Mills has frequently and joyfully referred to the difficulty of seeing the concept through editorial opposition, and the stories’ immediate acclaim by readers, who demanded more strips about the mysterious Nemesis and his fight against Termight, Earth thousands of years into the future. They soon got what they wanted. A short Michael Moorcock pastiche, ‘The Sword Sinister’, appeared in 1981, the first story to show what Nemesis actually looked like. Nemesis Book One, subsequently named ‘The World of Termight’, duly appeared later that same year. In the developed comic, the concept was significantly reworked, and Nemesis became a parable of racial intolerance and genocide, drawing heavily upon the medieval Crusades, and introducing a strong sword and sorcery element. The result was an instant hit, and eight more books followed in 2000 AD between 1981 and 1989, with a tenth in 1999.

It has been argued, with some considerable justification, that Nemesis lost its way towards the end of its run, but here both creators are firing on all cylinders. Some of Mills’ dialogue, especially his captions, are a bit florid in retrospect, but that was the 2000 AD style in those days. There’s a rollicking adventure story, but Mills never forgets the humour that was always part of 2000 AD, including moments in the script that are laugh-out-loud funny.

Torquemada is one of the great comics villains, but Mills makes it clear that Nemesis, whilst fighting on the side of ‘right’, is in many ways just as bad. O’Neill’s art is like nothing seen before in 2000 AD, and worried IPC’s censors, who thought it too violent and disturbing for the early teen audience at whom the comics was then targeted. But it’s brilliant. He provides a gallery of grotesque aliens, their appearance often hiding their more pleasant inner nature, and equally grotesque uniforms for Torquemada’s Terminators, underlining the twisted hatred at their centre, all along lightening the disturbing nature with little humorous touches. This might not be as technically accomplished as O’Neill’s work two decades later on League of Extraordinary Gentlemen, but he has rarely displayed more imagination, or created more iconic panels (see sample image).

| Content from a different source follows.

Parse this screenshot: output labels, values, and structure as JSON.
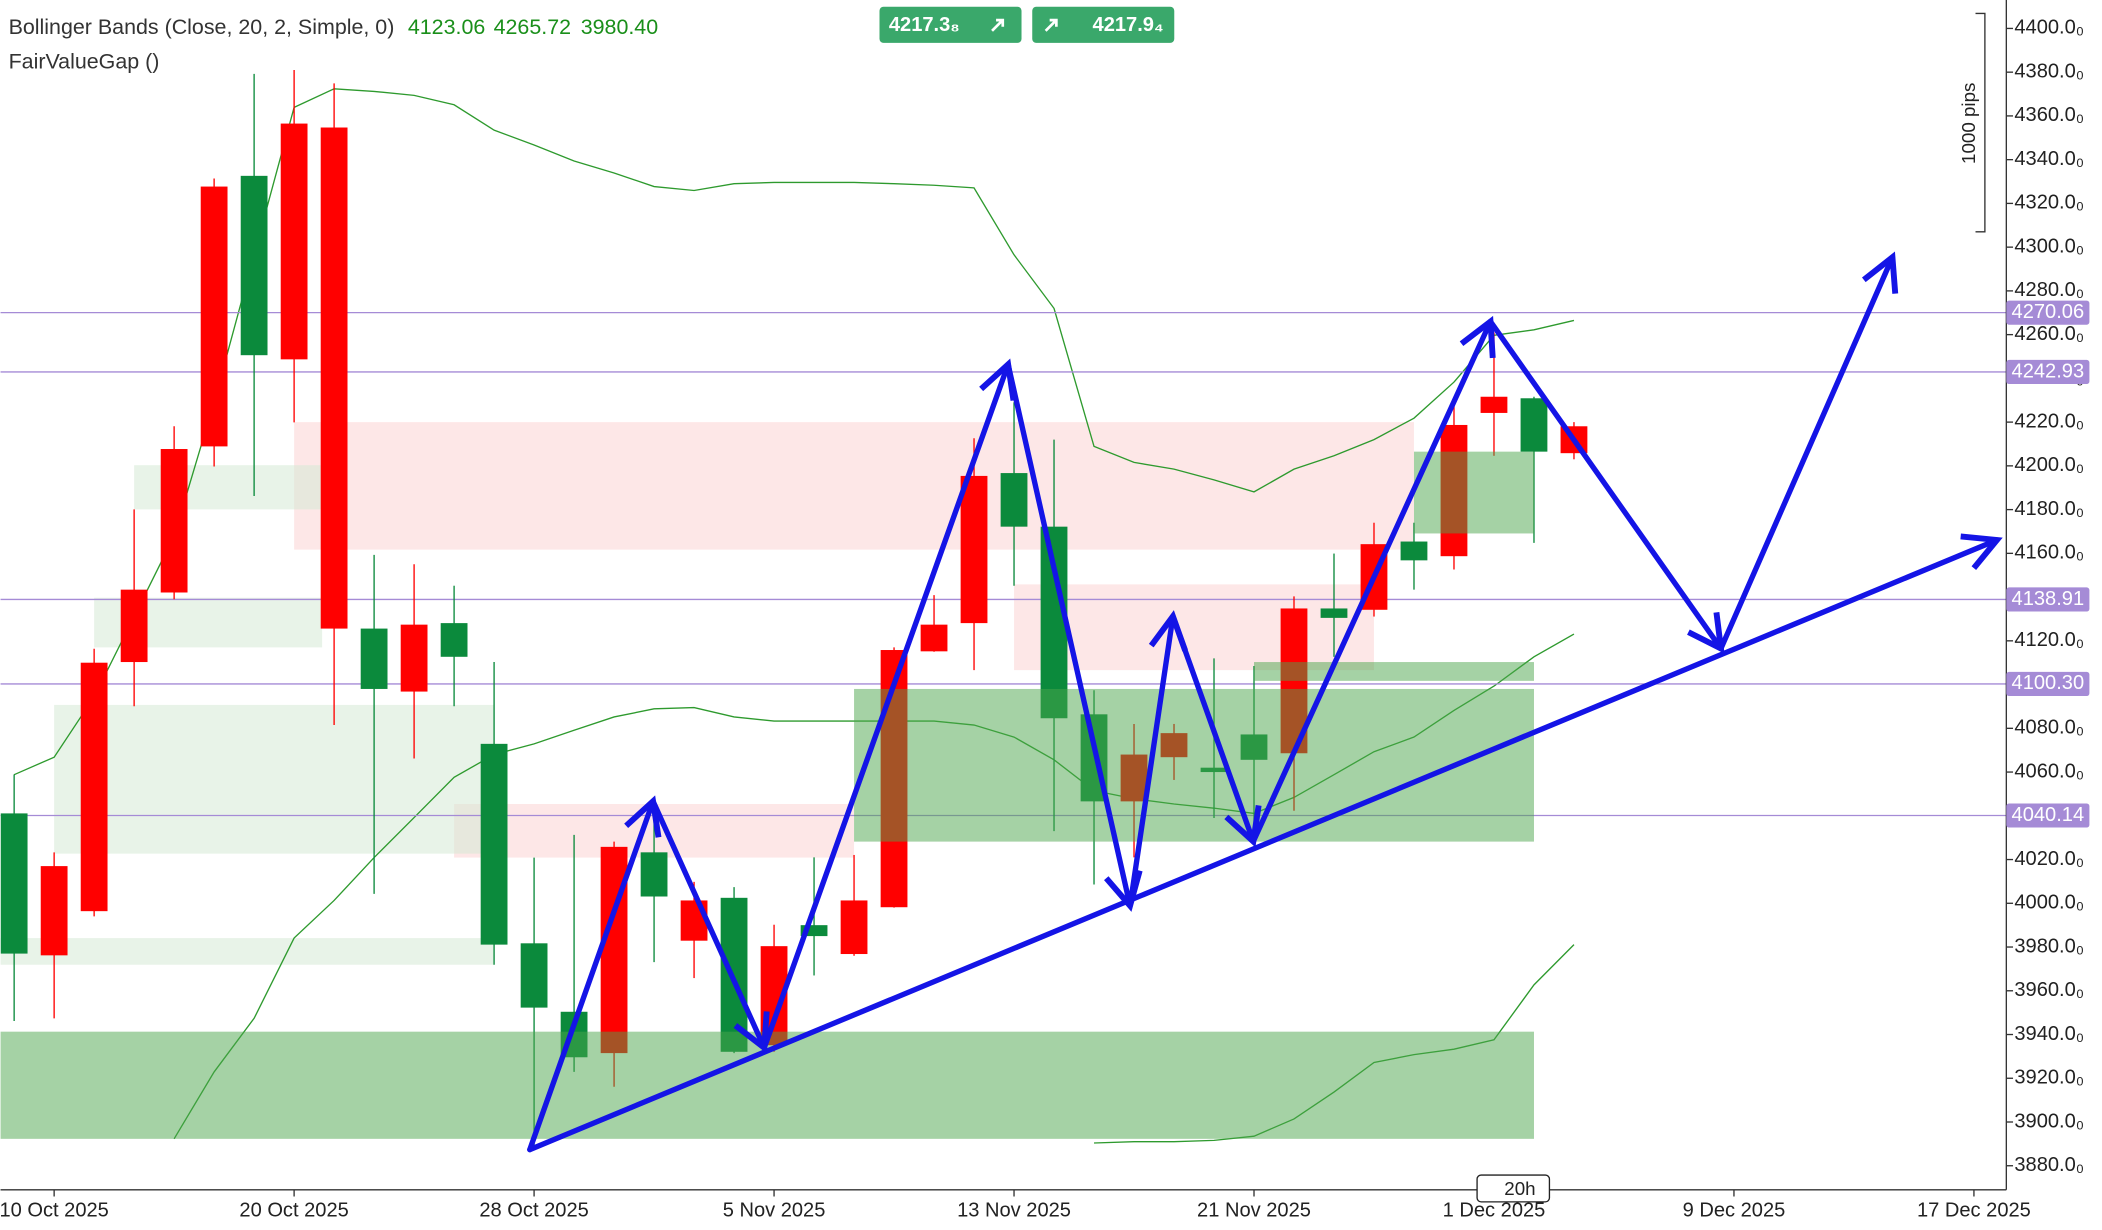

This collection represents some of the best British comics published in the 1980s, and among the very best work Mills did for 2000 AD. This series of paperback collections continues with the next O’Neill-drawn volume, Nemesis the Warlock, Book Two. However, that material was originally published in 2000 AD as Book Three; the actual Book Two, drawn by Jesus Redondo, can be found, together with Book One, in Nemesis the Warlock: Death to All Aliens. Book One is also reprinted in Nemesis: The BeginningThe Complete Nemesis the Warlock Book 01, and in slightly different format in Nemesis the Warlock: Deviant Edition. ‘The Sword Sinister’ was also selected to represent Nemesis in 2000 AD’s Greatest: Celebrating Forty Years.